Perhaps I just don't pay attention that much, but today I noticed something I had not in the last few years in attending free comic book day at my local shop (LCS). It wasn't that the shop was full, that is a given on the busiest shopping day of the year for comics, rather, the place was full of happy, smiling, laughing, talking people, mixed in age, gender and ethnicity. It doesn't necessarily matter that they were talking about comics (as one would in a comic shop) and all the stuff around the shop, it was the fact this this social interaction was occurring, and that it was so full of positivity that it actually forced you to walk around with a grin on your face and make you want to join the conversation.
I could easily buy everything I bought today on Amazon, or Ebay, or even be one of those people who download illegally. But I don't, and being in that shop today proved to me yet again that the LCS isn't ready to go down without a fight precisely because of what it, and local small business, can deliver outside of the material itself-- namely an aesthetic, social, communal experience. The LCS is not a den of negative fanboy scary as portrayed in movies and (as of late) reality television. Rather, the LCS can be that kind of place you heard your grandparents talk about, that place where people went and had coffee and read the paper and chatted. And no, the Starbucks in the B&N does not offer this, and I have been in many around the southeast and people aren't sitting around reading the latest issue of Newsweek chatting about the articles. You go there for the free wi-fi that only costs you as much as the cheapest cup of whatever.

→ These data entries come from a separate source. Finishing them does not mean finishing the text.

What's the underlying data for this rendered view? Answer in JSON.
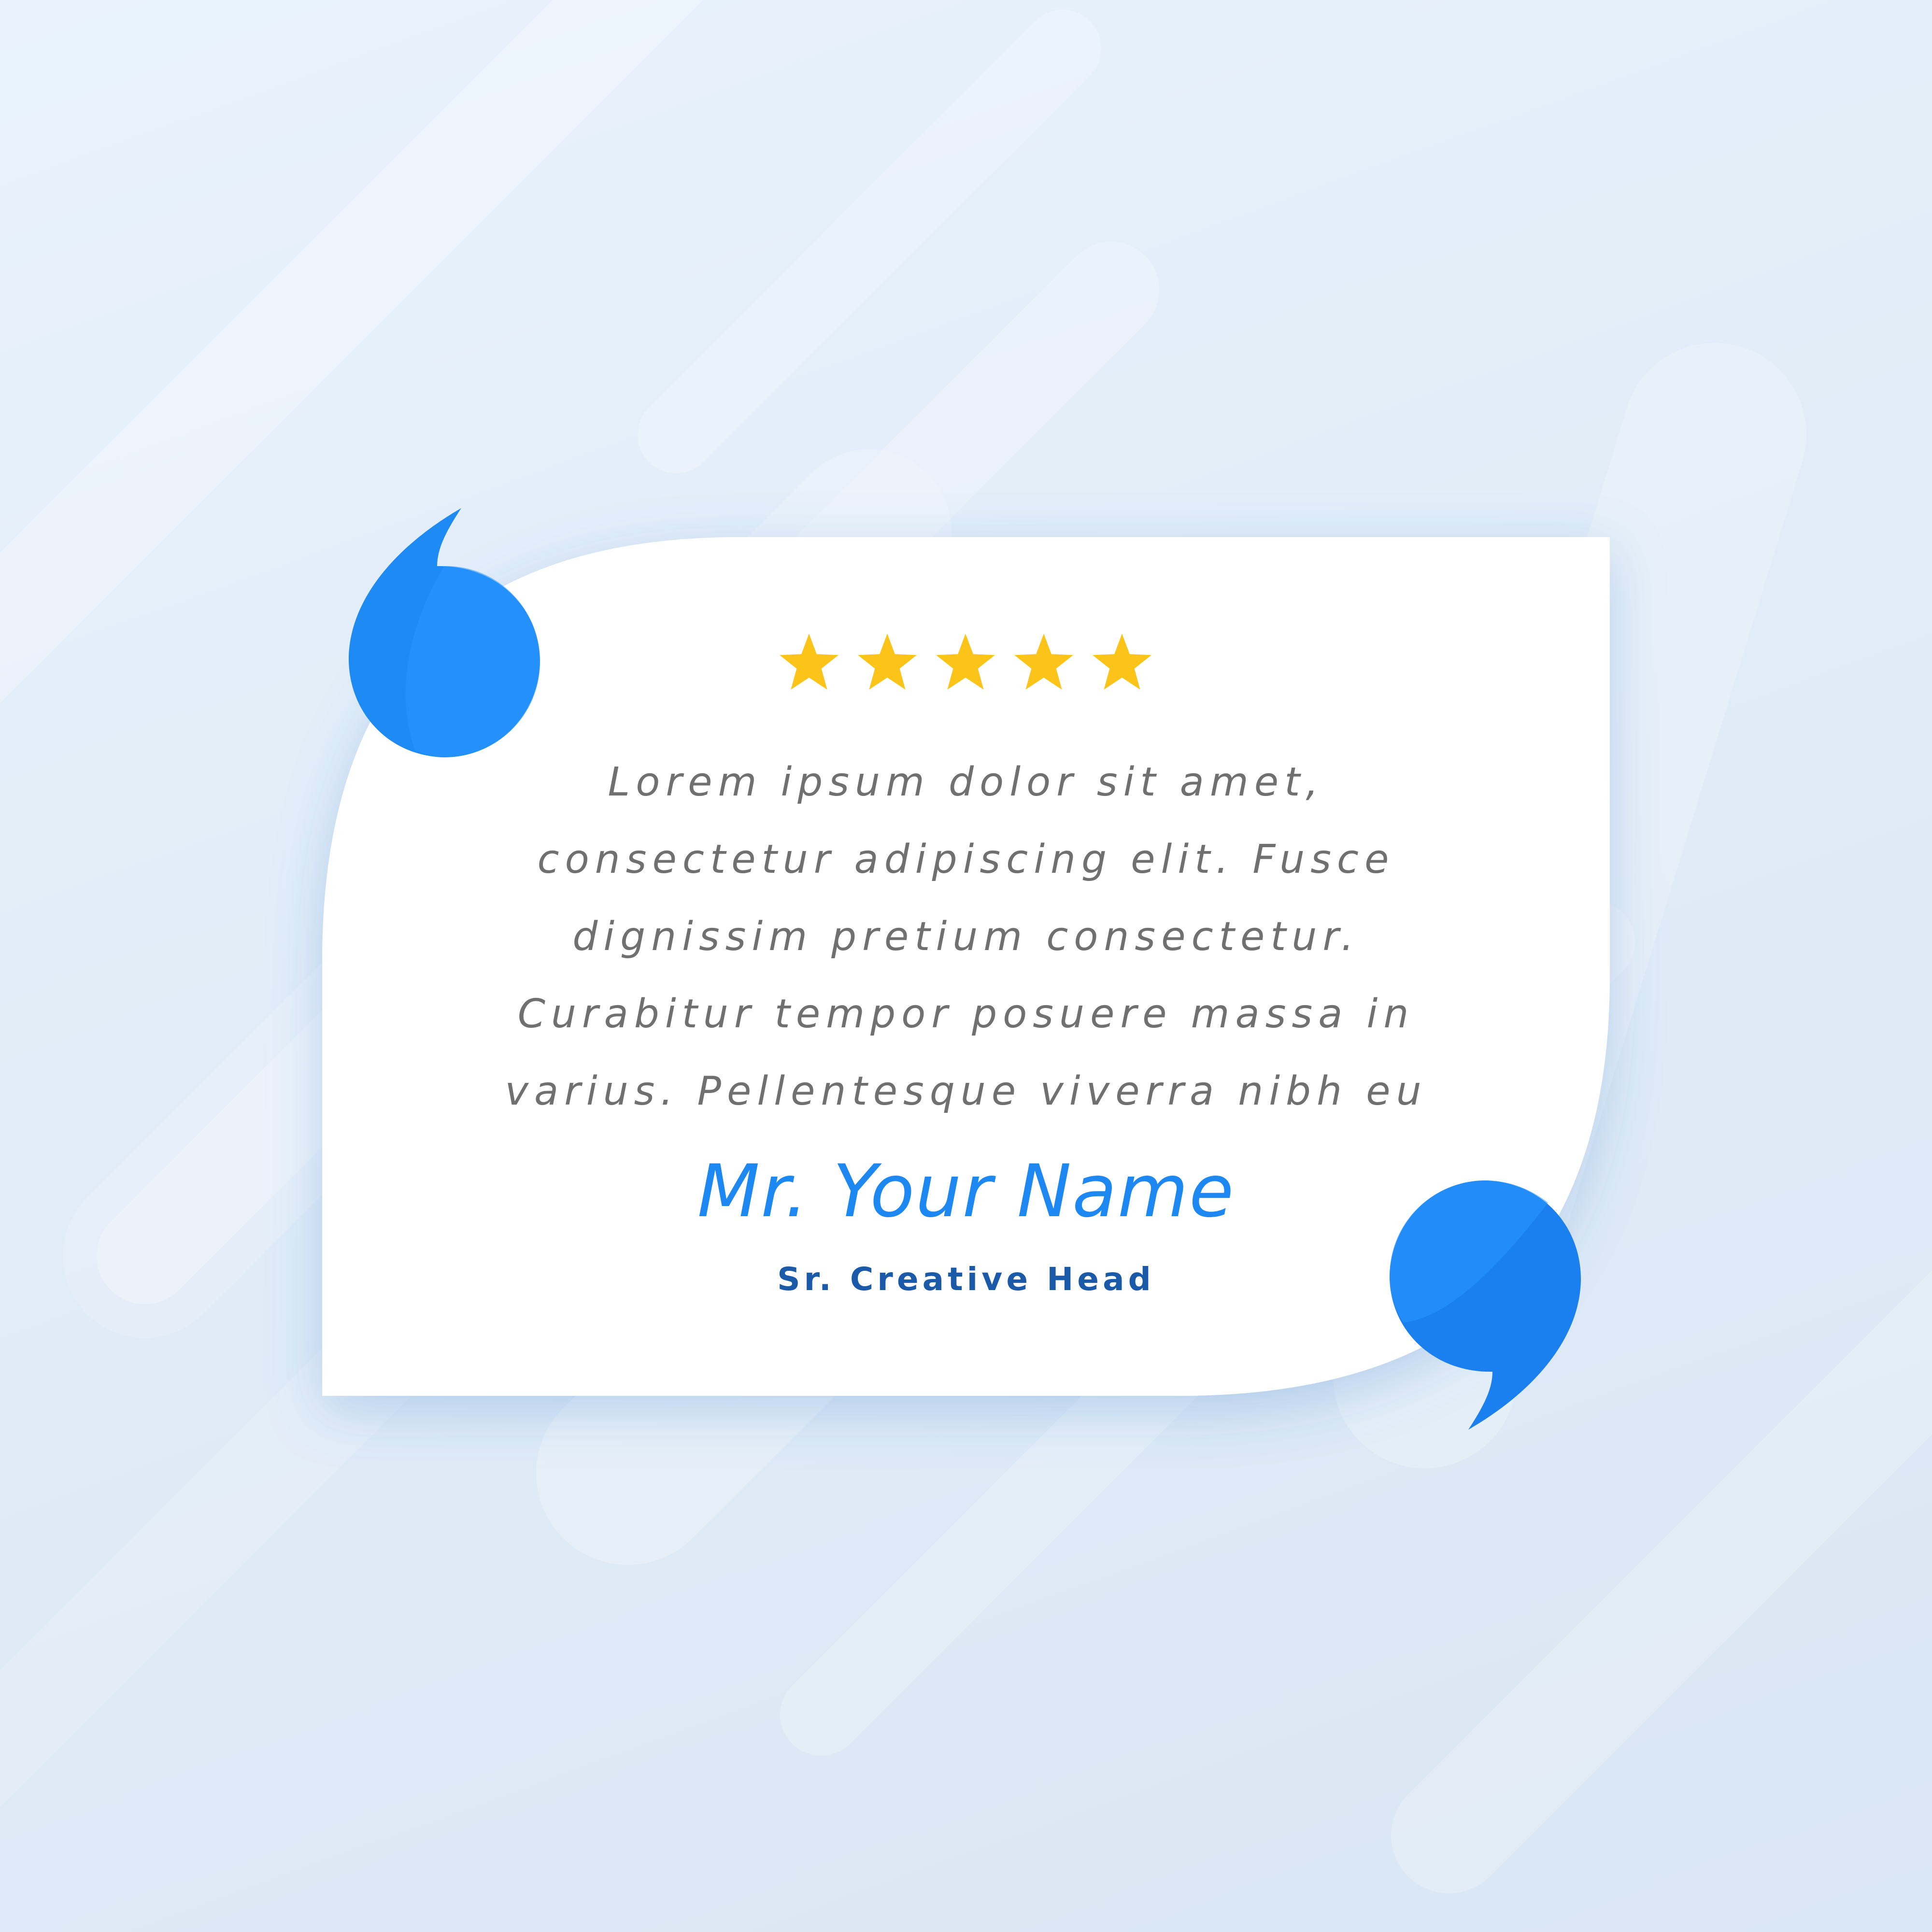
{
  "testimonial": {
    "rating": 5,
    "rating_max": 5,
    "quote_lines": [
      "Lorem ipsum dolor sit amet,",
      "consectetur adipiscing elit. Fusce",
      "dignissim pretium consectetur.",
      "Curabitur tempor posuere massa in",
      "varius. Pellentesque viverra nibh eu"
    ],
    "name": "Mr. Your Name",
    "role": "Sr. Creative Head"
  },
  "icons": {
    "open_quote": "open-quote-icon",
    "close_quote": "close-quote-icon",
    "star": "star-icon"
  },
  "colors": {
    "accent_blue": "#1e88f2",
    "accent_blue_dark": "#1a80f0",
    "role_blue": "#1a5aa8",
    "star_gold": "#fcc419",
    "text_gray": "#707070",
    "card_white": "#ffffff",
    "background": "#e4eef9"
  }
}
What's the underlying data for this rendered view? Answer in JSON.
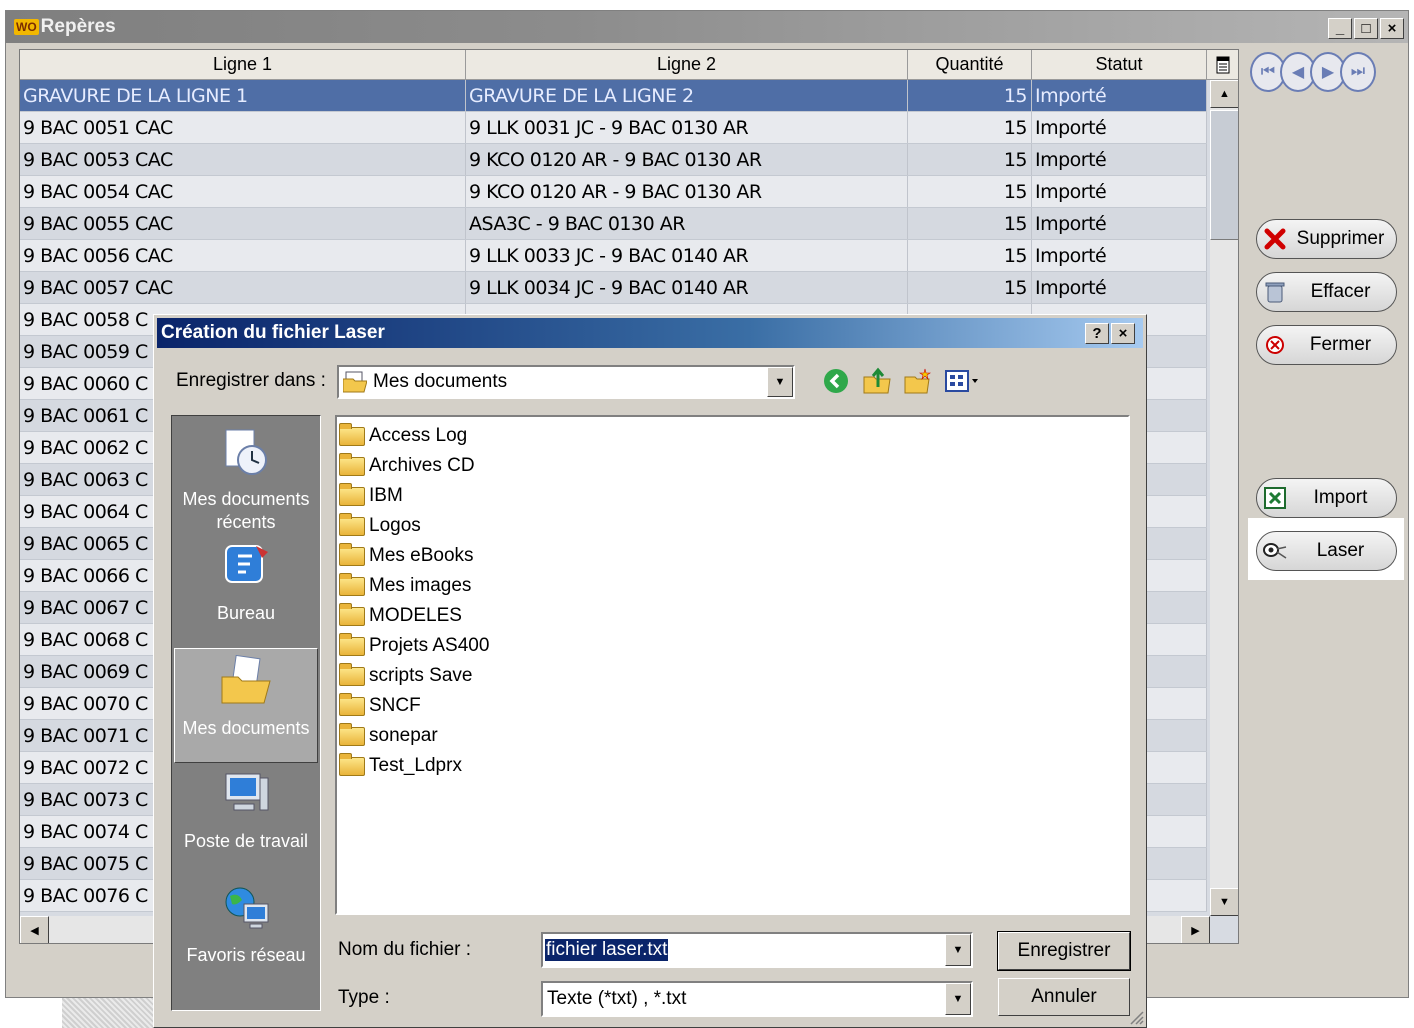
{
  "main_window": {
    "title": "Repères",
    "logo": "WO",
    "controls": {
      "minimize": "_",
      "maximize": "□",
      "close": "×"
    }
  },
  "grid": {
    "headers": [
      "Ligne 1",
      "Ligne 2",
      "Quantité",
      "Statut"
    ],
    "rows": [
      {
        "l1": "GRAVURE DE LA LIGNE 1",
        "l2": "GRAVURE DE LA LIGNE 2",
        "q": "15",
        "s": "Importé"
      },
      {
        "l1": "9 BAC 0051  CAC",
        "l2": "9 LLK 0031 JC  -  9 BAC 0130 AR",
        "q": "15",
        "s": "Importé"
      },
      {
        "l1": "9 BAC 0053  CAC",
        "l2": "9 KCO 0120 AR  -  9 BAC 0130 AR",
        "q": "15",
        "s": "Importé"
      },
      {
        "l1": "9 BAC 0054  CAC",
        "l2": "9 KCO 0120 AR  -  9 BAC 0130 AR",
        "q": "15",
        "s": "Importé"
      },
      {
        "l1": "9 BAC 0055  CAC",
        "l2": "ASA3C  -  9 BAC 0130 AR",
        "q": "15",
        "s": "Importé"
      },
      {
        "l1": "9 BAC 0056  CAC",
        "l2": "9 LLK 0033 JC  -  9 BAC 0140 AR",
        "q": "15",
        "s": "Importé"
      },
      {
        "l1": "9 BAC 0057  CAC",
        "l2": "9 LLK 0034 JC  -  9 BAC 0140 AR",
        "q": "15",
        "s": "Importé"
      },
      {
        "l1": "9 BAC 0058  C",
        "l2": "",
        "q": "",
        "s": ""
      },
      {
        "l1": "9 BAC 0059  C",
        "l2": "",
        "q": "",
        "s": ""
      },
      {
        "l1": "9 BAC 0060  C",
        "l2": "",
        "q": "",
        "s": ""
      },
      {
        "l1": "9 BAC 0061  C",
        "l2": "",
        "q": "",
        "s": ""
      },
      {
        "l1": "9 BAC 0062  C",
        "l2": "",
        "q": "",
        "s": ""
      },
      {
        "l1": "9 BAC 0063  C",
        "l2": "",
        "q": "",
        "s": ""
      },
      {
        "l1": "9 BAC 0064  C",
        "l2": "",
        "q": "",
        "s": ""
      },
      {
        "l1": "9 BAC 0065  C",
        "l2": "",
        "q": "",
        "s": ""
      },
      {
        "l1": "9 BAC 0066  C",
        "l2": "",
        "q": "",
        "s": ""
      },
      {
        "l1": "9 BAC 0067  C",
        "l2": "",
        "q": "",
        "s": ""
      },
      {
        "l1": "9 BAC 0068  C",
        "l2": "",
        "q": "",
        "s": ""
      },
      {
        "l1": "9 BAC 0069  C",
        "l2": "",
        "q": "",
        "s": ""
      },
      {
        "l1": "9 BAC 0070  C",
        "l2": "",
        "q": "",
        "s": ""
      },
      {
        "l1": "9 BAC 0071  C",
        "l2": "",
        "q": "",
        "s": ""
      },
      {
        "l1": "9 BAC 0072  C",
        "l2": "",
        "q": "",
        "s": ""
      },
      {
        "l1": "9 BAC 0073  C",
        "l2": "",
        "q": "",
        "s": ""
      },
      {
        "l1": "9 BAC 0074  C",
        "l2": "",
        "q": "",
        "s": ""
      },
      {
        "l1": "9 BAC 0075  C",
        "l2": "",
        "q": "",
        "s": ""
      },
      {
        "l1": "9 BAC 0076  C",
        "l2": "",
        "q": "",
        "s": ""
      }
    ]
  },
  "side": {
    "supprimer": "Supprimer",
    "effacer": "Effacer",
    "fermer": "Fermer",
    "import": "Import",
    "laser": "Laser"
  },
  "dialog": {
    "title": "Création du fichier Laser",
    "help": "?",
    "close": "×",
    "save_in_label": "Enregistrer dans :",
    "save_in_value": "Mes documents",
    "places": [
      "Mes documents récents",
      "Bureau",
      "Mes documents",
      "Poste de travail",
      "Favoris réseau"
    ],
    "folders": [
      "Access Log",
      "Archives CD",
      "IBM",
      "Logos",
      "Mes eBooks",
      "Mes images",
      "MODELES",
      "Projets AS400",
      "scripts Save",
      "SNCF",
      "sonepar",
      "Test_Ldprx"
    ],
    "filename_label": "Nom du fichier :",
    "filename_value": "fichier laser.txt",
    "type_label": "Type :",
    "type_value": "Texte (*txt) , *.txt",
    "save_button": "Enregistrer",
    "cancel_button": "Annuler"
  },
  "colors": {
    "selected_row": "#4f6ea6",
    "dialog_title": "#0a246a",
    "nav_accent": "#6a7db5"
  }
}
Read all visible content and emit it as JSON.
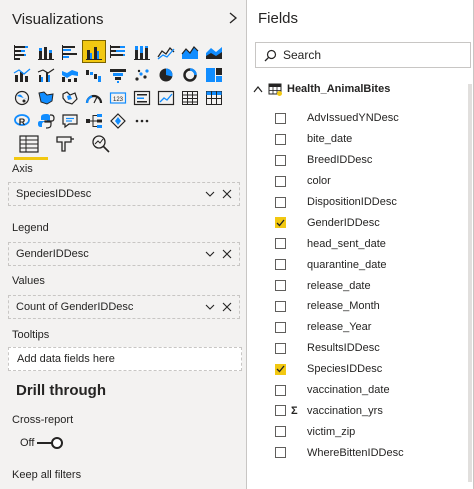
{
  "visualizations": {
    "title": "Visualizations",
    "collapse_icon": "chevron-right-icon",
    "icons": [
      [
        "stacked-bar-icon",
        "stacked-column-icon",
        "clustered-bar-icon",
        "clustered-column-icon",
        "100-stacked-bar-icon",
        "100-stacked-column-icon",
        "line-chart-icon",
        "area-chart-icon",
        "stacked-area-icon"
      ],
      [
        "line-stacked-column-icon",
        "line-clustered-column-icon",
        "ribbon-chart-icon",
        "waterfall-icon",
        "funnel-icon",
        "scatter-icon",
        "pie-icon",
        "donut-icon",
        "treemap-icon"
      ],
      [
        "map-icon",
        "filled-map-icon",
        "shape-map-icon",
        "gauge-icon",
        "card-icon",
        "multi-row-card-icon",
        "kpi-icon",
        "table-icon",
        "matrix-icon"
      ],
      [
        "r-visual-icon",
        "python-visual-icon",
        "qa-icon",
        "decomposition-tree-icon",
        "key-influencers-icon",
        "ellipsis-icon"
      ]
    ],
    "selected_icon": "clustered-column-icon",
    "tabs": [
      "fields-tab-icon",
      "format-tab-icon",
      "analytics-tab-icon"
    ],
    "wells": {
      "axis": {
        "label": "Axis",
        "value": "SpeciesIDDesc"
      },
      "legend": {
        "label": "Legend",
        "value": "GenderIDDesc"
      },
      "values": {
        "label": "Values",
        "value": "Count of GenderIDDesc"
      },
      "tooltips": {
        "label": "Tooltips",
        "placeholder": "Add data fields here"
      }
    },
    "drill": {
      "title": "Drill through",
      "cross_report": "Cross-report",
      "toggle_state": "Off",
      "keep_all_filters": "Keep all filters"
    }
  },
  "fields": {
    "title": "Fields",
    "search_placeholder": "Search",
    "table_name": "Health_AnimalBites",
    "items": [
      {
        "name": "AdvIssuedYNDesc",
        "checked": false,
        "sigma": false
      },
      {
        "name": "bite_date",
        "checked": false,
        "sigma": false
      },
      {
        "name": "BreedIDDesc",
        "checked": false,
        "sigma": false
      },
      {
        "name": "color",
        "checked": false,
        "sigma": false
      },
      {
        "name": "DispositionIDDesc",
        "checked": false,
        "sigma": false
      },
      {
        "name": "GenderIDDesc",
        "checked": true,
        "sigma": false
      },
      {
        "name": "head_sent_date",
        "checked": false,
        "sigma": false
      },
      {
        "name": "quarantine_date",
        "checked": false,
        "sigma": false
      },
      {
        "name": "release_date",
        "checked": false,
        "sigma": false
      },
      {
        "name": "release_Month",
        "checked": false,
        "sigma": false
      },
      {
        "name": "release_Year",
        "checked": false,
        "sigma": false
      },
      {
        "name": "ResultsIDDesc",
        "checked": false,
        "sigma": false
      },
      {
        "name": "SpeciesIDDesc",
        "checked": true,
        "sigma": false
      },
      {
        "name": "vaccination_date",
        "checked": false,
        "sigma": false
      },
      {
        "name": "vaccination_yrs",
        "checked": false,
        "sigma": true
      },
      {
        "name": "victim_zip",
        "checked": false,
        "sigma": false
      },
      {
        "name": "WhereBittenIDDesc",
        "checked": false,
        "sigma": false
      }
    ]
  },
  "colors": {
    "accent": "#f2c811",
    "pane": "#f3f2f1",
    "text": "#252423"
  }
}
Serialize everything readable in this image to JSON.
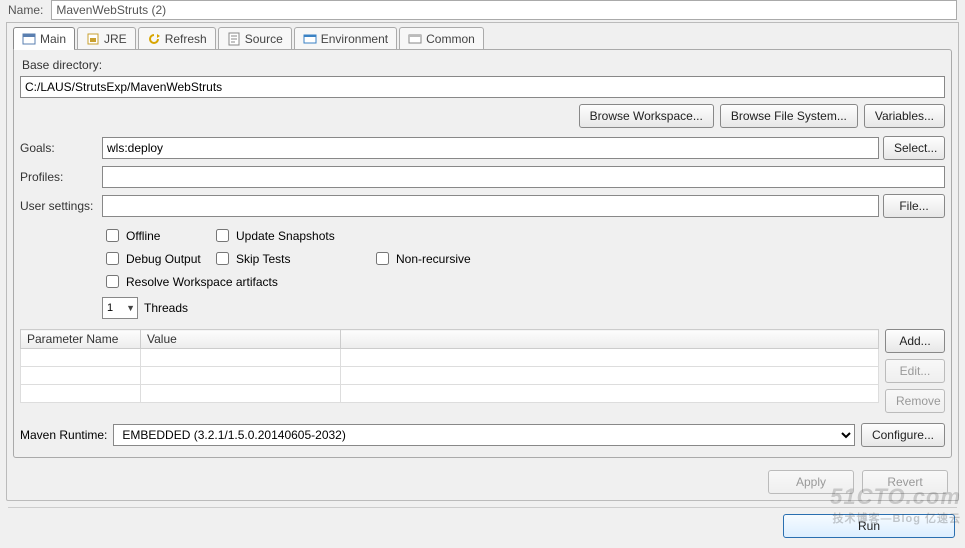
{
  "header": {
    "name_label": "Name:",
    "name_value": "MavenWebStruts (2)"
  },
  "tabs": [
    {
      "label": "Main"
    },
    {
      "label": "JRE"
    },
    {
      "label": "Refresh"
    },
    {
      "label": "Source"
    },
    {
      "label": "Environment"
    },
    {
      "label": "Common"
    }
  ],
  "main": {
    "base_dir_label": "Base directory:",
    "base_dir_value": "C:/LAUS/StrutsExp/MavenWebStruts",
    "browse_workspace": "Browse Workspace...",
    "browse_fs": "Browse File System...",
    "variables": "Variables...",
    "goals_label": "Goals:",
    "goals_value": "wls:deploy",
    "select_btn": "Select...",
    "profiles_label": "Profiles:",
    "profiles_value": "",
    "user_settings_label": "User settings:",
    "user_settings_value": "",
    "file_btn": "File...",
    "checks": {
      "offline": "Offline",
      "update_snapshots": "Update Snapshots",
      "debug_output": "Debug Output",
      "skip_tests": "Skip Tests",
      "non_recursive": "Non-recursive",
      "resolve_workspace": "Resolve Workspace artifacts"
    },
    "threads_value": "1",
    "threads_label": "Threads",
    "param_table": {
      "col_name": "Parameter Name",
      "col_value": "Value"
    },
    "param_buttons": {
      "add": "Add...",
      "edit": "Edit...",
      "remove": "Remove"
    },
    "runtime_label": "Maven Runtime:",
    "runtime_value": "EMBEDDED (3.2.1/1.5.0.20140605-2032)",
    "configure": "Configure..."
  },
  "footer": {
    "apply": "Apply",
    "revert": "Revert",
    "run": "Run"
  },
  "watermark": {
    "big": "51CTO.com",
    "small": "技术博客—Blog  亿速云"
  }
}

The point here I am dancing around is this: support local business as they can still be hubs of healthy social discourse and interaction. Maybe my LCS is an exception or something, I can only speak from my own experiences, however, I know that generally when I go to a locally owned place to eat, or get coffee, people are generally more in tune with each other. By all means conduct your own social experiment as I have and next time you go out hit up these places that are being swallowed by all that is convenient or one-click away and just sort of soak in what is going on. Or, even if your bold, strike up a conversation. If you can strike up a conversation with a complete stranger in a bar you can do it here, ok?